Psychotherapy And Counseling What S The Difference

Psychotherapy and Counseling - What's the Difference?

Psychotherapy and counseling are often used interchangeably to describe what transpires between a mental health provider and a client.  However, there is usually a distinct difference between the two.  Most trained psychotherapists can and do provide counseling services but the opposite is not necessarily the case.  Counseling normally involves a process of suggestion and advice giving.  A "counselor" may be designated as a professional.  Counselor Troi from the Star Trek movies frequently advised Captain Kirk concerning what he might and might not do about various dilemmas that he found himself in and "counselors at law", i.e. attorneys, often advise clients  about their legal rights and options.  There is no doubt that counseling can provide short term relief from mild anxieties and depressions since a practitioner will listen to the content of the client's conversation and provide support, encouragement and ideas that might impact the current situation.  Employee Assistance Programs and Managed Care insurance plans will often have the milieu within which a client can briefly address a current dilemma, get a bit of support and apply some sound advice to his/her difficulty.

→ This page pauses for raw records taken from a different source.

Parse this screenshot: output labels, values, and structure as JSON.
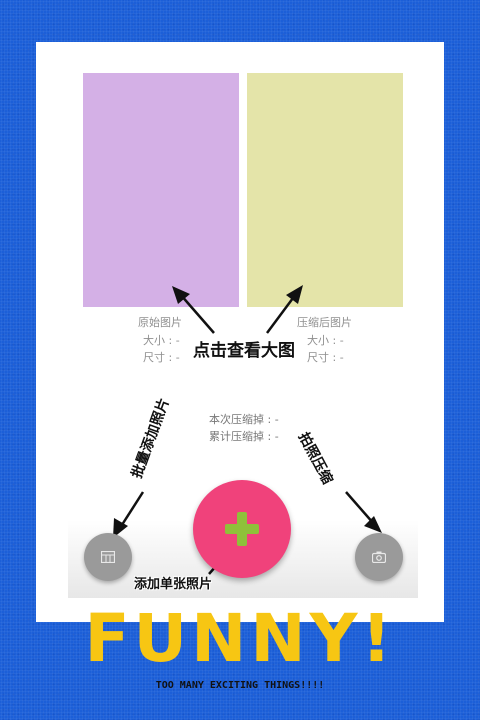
{
  "images": {
    "original_color": "#d4b0e6",
    "compressed_color": "#e4e4a9"
  },
  "original": {
    "title": "原始图片",
    "size_label": "大小 : -",
    "dim_label": "尺寸 : -"
  },
  "compressed": {
    "title": "压缩后图片",
    "size_label": "大小 : -",
    "dim_label": "尺寸 : -"
  },
  "stats": {
    "this_rate": "本次压缩掉 : -",
    "total_rate": "累计压缩掉 : -"
  },
  "annotations": {
    "view_large": "点击查看大图",
    "batch_add": "批量添加照片",
    "photo_compress": "拍照压缩",
    "add_single": "添加单张照片"
  },
  "buttons": {
    "batch_icon": "gallery-icon",
    "add_icon": "plus-icon",
    "camera_icon": "camera-icon",
    "accent_color": "#f0427b"
  },
  "promo": {
    "headline": "FUNNY!",
    "tagline": "TOO MANY EXCITING THINGS!!!!"
  }
}
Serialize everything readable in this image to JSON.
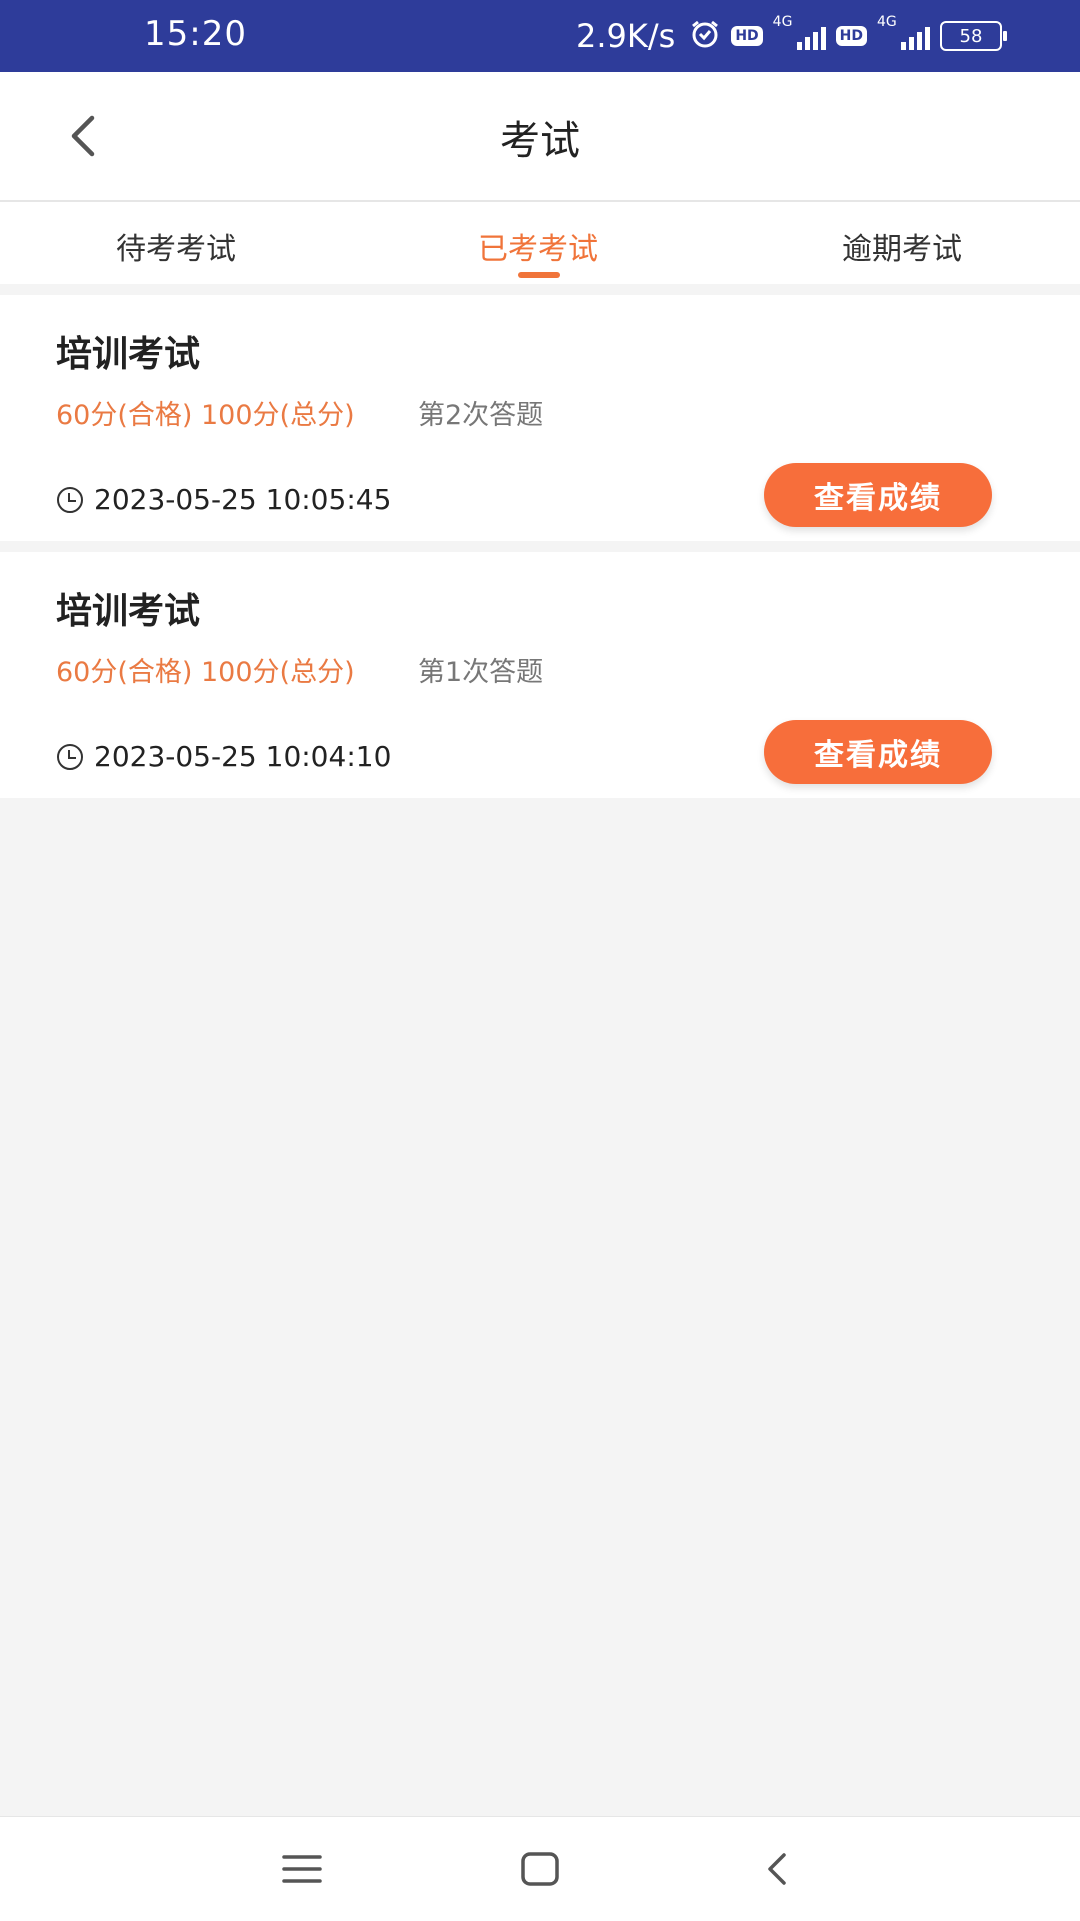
{
  "status_bar": {
    "time": "15:20",
    "net_speed": "2.9K/s",
    "sim1": {
      "hd": "HD",
      "net": "4G"
    },
    "sim2": {
      "hd": "HD",
      "net": "4G"
    },
    "battery": "58"
  },
  "header": {
    "title": "考试",
    "back_icon": "chevron-left-icon"
  },
  "tabs": [
    {
      "label": "待考考试",
      "active": false
    },
    {
      "label": "已考考试",
      "active": true
    },
    {
      "label": "逾期考试",
      "active": false
    }
  ],
  "exams": [
    {
      "title": "培训考试",
      "score": "60分(合格) 100分(总分)",
      "attempt": "第2次答题",
      "time": "2023-05-25 10:05:45",
      "button": "查看成绩"
    },
    {
      "title": "培训考试",
      "score": "60分(合格) 100分(总分)",
      "attempt": "第1次答题",
      "time": "2023-05-25 10:04:10",
      "button": "查看成绩"
    }
  ],
  "colors": {
    "status_bar": "#2e3c9a",
    "accent": "#f0743a",
    "button": "#f76e3b"
  },
  "bottom_nav": [
    "menu-icon",
    "home-square-icon",
    "back-chevron-icon"
  ]
}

Psychotherapy, on the other hand, focuses on the individual in a much deeper way.  Most problems that people consult a mental health practitioner for do require a personal psychotherapy.  Since we all have characteristic ways of being and behaving that we bring to our work and love lives, we may have a need to understand and alter these experiences of who we are and how we perceive and interact with the world in order to ensure the permanent resolution of symptoms and repetitive destructive patterns and live more happily and productively.  Psychotherapy, when successful, tends to expand one's vision and versatility, to enhance coping strategies, to augment creativity so that the individual, in effect, counsels him or herself.  Psychotherapy typically emphasizes thought and understanding as opposed to counseling which tends to emphasize action.  While counseling might encourage a display of competence, the work of psychotherapy will assist in the enhancement of skill and ability.  Counseling does little or nothing in the effort to gain wisdom since the individual need only follow the suggestion of another.  The emphasis, as with medication, is on suppression of symptoms.  Psychotherapy however, will help the individual create an internal counselor and a self soothing mechanism that can be relied on in times of stress and applied to future difficulty.   

In my own work over the years, I have encountered many individuals who have previously engaged in several counseling endeavors.   Often they are middle aged and have, perhaps, first been put into counseling by a parent either as a child or a teen.  The current crisis seemingly resolved, they went about living their action filled life for some years before recognizing how deeply disappointed they have been or how nervous they are regarding so many of their everyday activities.   Perhaps they have never consulted a mental health professional but have been "counseled" by their physician to "slow down" or  to take an "anti-depressant" or a tranquilizer  with good short term effect but no substantial long lasting impact on the lack of energy, disappointing love life or frequent somatic ailments they have had.   In psychotherapy, a bond develops between the practitioner and the client that assists in dispelling the ghosts of the past, the fears of the future and satisfies the striving that all humans have for intimacy, understanding and enlivenment.